It depend on environmental and genetic factors. In developed countries allergen specif IgE is far more associated with allergic symptoms than in developing countries, possibilty because in deleloping countries, people are more exposed to factors that imunomodulate allergy such as helminths, ancient microbiota etc. However in both situation if a particular subject has more genetical susceptibility to develop effector IgE, it will require a minor cut-off of a specif IgE to start a allergic symptoms and this person may have be polysenstized.
Neuza; In developed countries people have much more allergies and the incidence are increasing because they don´t contact early with allergens. So they develop allergy. In undeveloped countries people contact early with allergens so they develop tolerance. Is this more or less ? in which concerns Dermatology the coumtries of the north of Europe have much more atopic dermatitis than the south countries.
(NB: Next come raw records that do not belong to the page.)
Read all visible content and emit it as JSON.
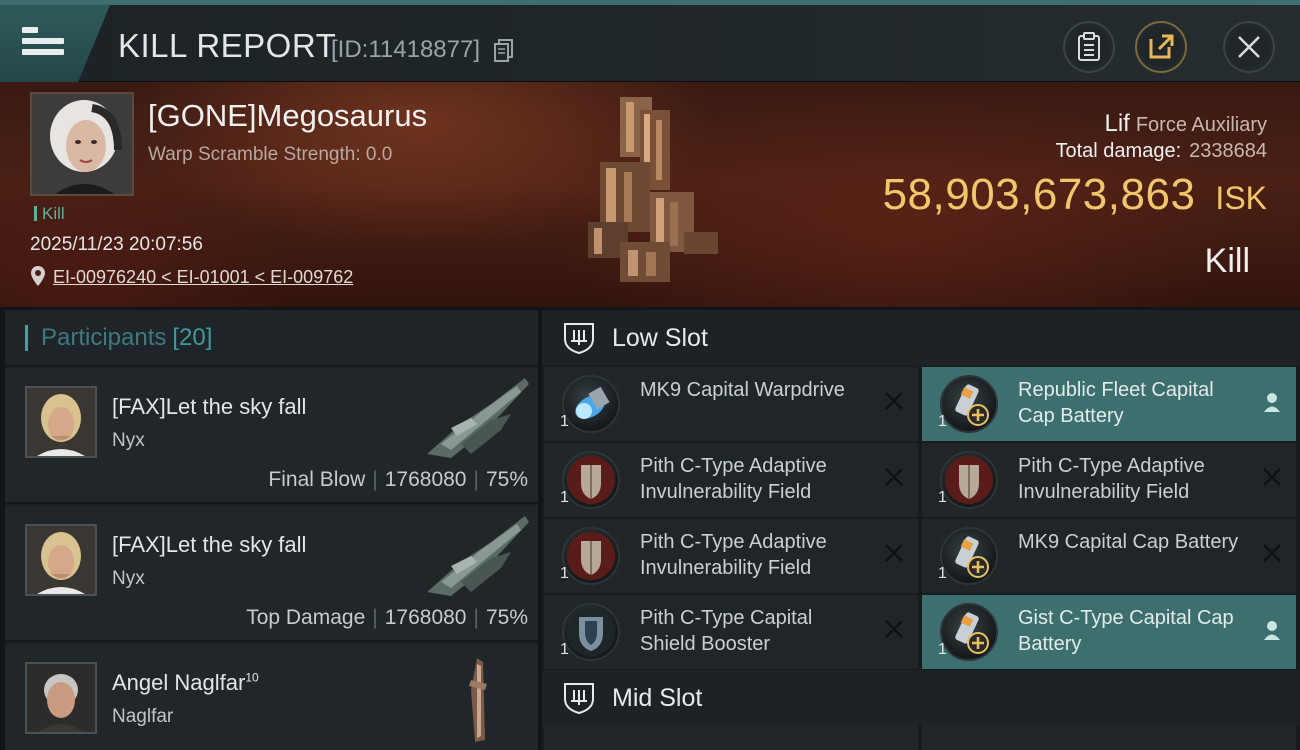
{
  "header": {
    "title": "KILL REPORT",
    "report_id": "[ID:11418877]"
  },
  "victim": {
    "name": "[GONE]Megosaurus",
    "warp_scramble": "Warp Scramble Strength: 0.0",
    "tag": "Kill",
    "timestamp": "2025/11/23 20:07:56",
    "location": "EI-00976240 < EI-01001 < EI-009762"
  },
  "ship": {
    "name": "Lif",
    "class": "Force Auxiliary",
    "total_damage_label": "Total damage:",
    "total_damage": "2338684",
    "isk_value": "58,903,673,863",
    "isk_unit": "ISK",
    "outcome": "Kill"
  },
  "participants": {
    "title": "Participants",
    "count": "[20]",
    "items": [
      {
        "name": "[FAX]Let the sky fall",
        "ship": "Nyx",
        "role": "Final Blow",
        "damage": "1768080",
        "percent": "75%"
      },
      {
        "name": "[FAX]Let the sky fall",
        "ship": "Nyx",
        "role": "Top Damage",
        "damage": "1768080",
        "percent": "75%"
      },
      {
        "name": "Angel Naglfar",
        "level": "10",
        "ship": "Naglfar"
      }
    ]
  },
  "low_slot": {
    "title": "Low Slot",
    "modules": [
      {
        "name": "MK9 Capital Warpdrive",
        "qty": "1",
        "status": "destroyed",
        "icon": "warpdrive-icon"
      },
      {
        "name": "Republic Fleet Capital Cap Battery",
        "qty": "1",
        "status": "dropped",
        "icon": "cap-battery-icon"
      },
      {
        "name": "Pith C-Type Adaptive Invulnerability Field",
        "qty": "1",
        "status": "destroyed",
        "icon": "invuln-field-icon"
      },
      {
        "name": "Pith C-Type Adaptive Invulnerability Field",
        "qty": "1",
        "status": "destroyed",
        "icon": "invuln-field-icon"
      },
      {
        "name": "Pith C-Type Adaptive Invulnerability Field",
        "qty": "1",
        "status": "destroyed",
        "icon": "invuln-field-icon"
      },
      {
        "name": "MK9 Capital Cap Battery",
        "qty": "1",
        "status": "destroyed",
        "icon": "cap-battery-icon"
      },
      {
        "name": "Pith C-Type Capital Shield Booster",
        "qty": "1",
        "status": "destroyed",
        "icon": "shield-booster-icon"
      },
      {
        "name": "Gist C-Type Capital Cap Battery",
        "qty": "1",
        "status": "dropped",
        "icon": "cap-battery-icon"
      }
    ]
  },
  "mid_slot": {
    "title": "Mid Slot"
  },
  "colors": {
    "accent_teal": "#3c6f6d",
    "isk_gold": "#f2c66c",
    "kill_green": "#5fb09a"
  }
}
Since childhood, people in Europe get contact with polens, which by far are the most important allegens in this Continent. Even though, they are sensitized in early ou late chilldhood and became allergic. So, there is no tolerence to polens in developd countries. It has been reported for allergy to dust mites, that one can develop tolerence when is exposed to acarid allergen since birth. But, in my opinion, this fact is not well studied. From our data, 46 % of children are sensitized for regional allergens. But, much less have clinical manifestation of allergy, so other immnunological phenomena might explain the absence of allergic manifestation in sesnsitized people than tolerance.
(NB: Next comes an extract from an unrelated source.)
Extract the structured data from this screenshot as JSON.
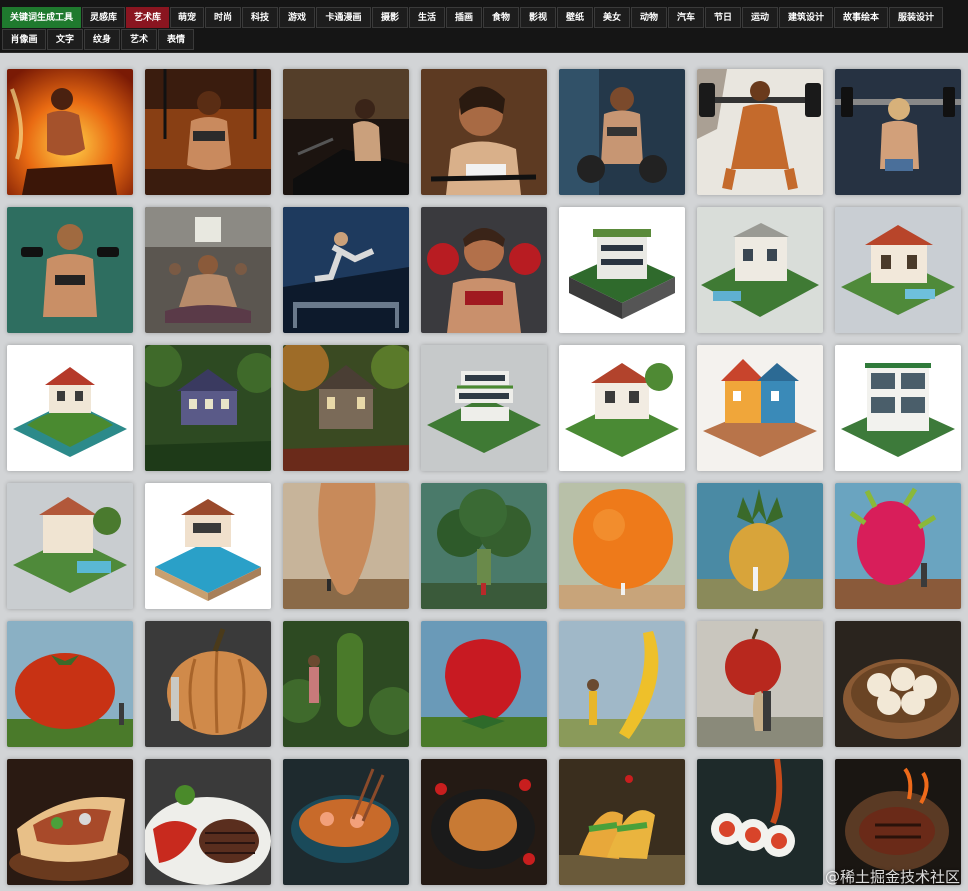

In patients with rhinitis due to house dust mite sensitivity - they can be skin test negative and have negative IgE serology for HDM but be nasal provocation positive and have specific HDM IgE antibodies in the nasal secretion. It is the target organ that is crucial mediator "read out" for diagnosis
Yes, there is a minimal number of IgE requested to induce an allergic reaction: of the total 500,000 to 1,000,000 IgE antibodies present on the mast cell surface, only a threshold number of about 2,000 bridged IgE antibodies are required for degranulation and mediator release. This number of bridges might be possible to accumulate by more than one non-cross-reactive antigen and its corresponding IgE antibody; therefore, patients simultaneously exposed to several antigens experience more symptoms than monosensitized patients as showed by studies of Johansson (Allergy. 2006 Nov;61(11):1366-8).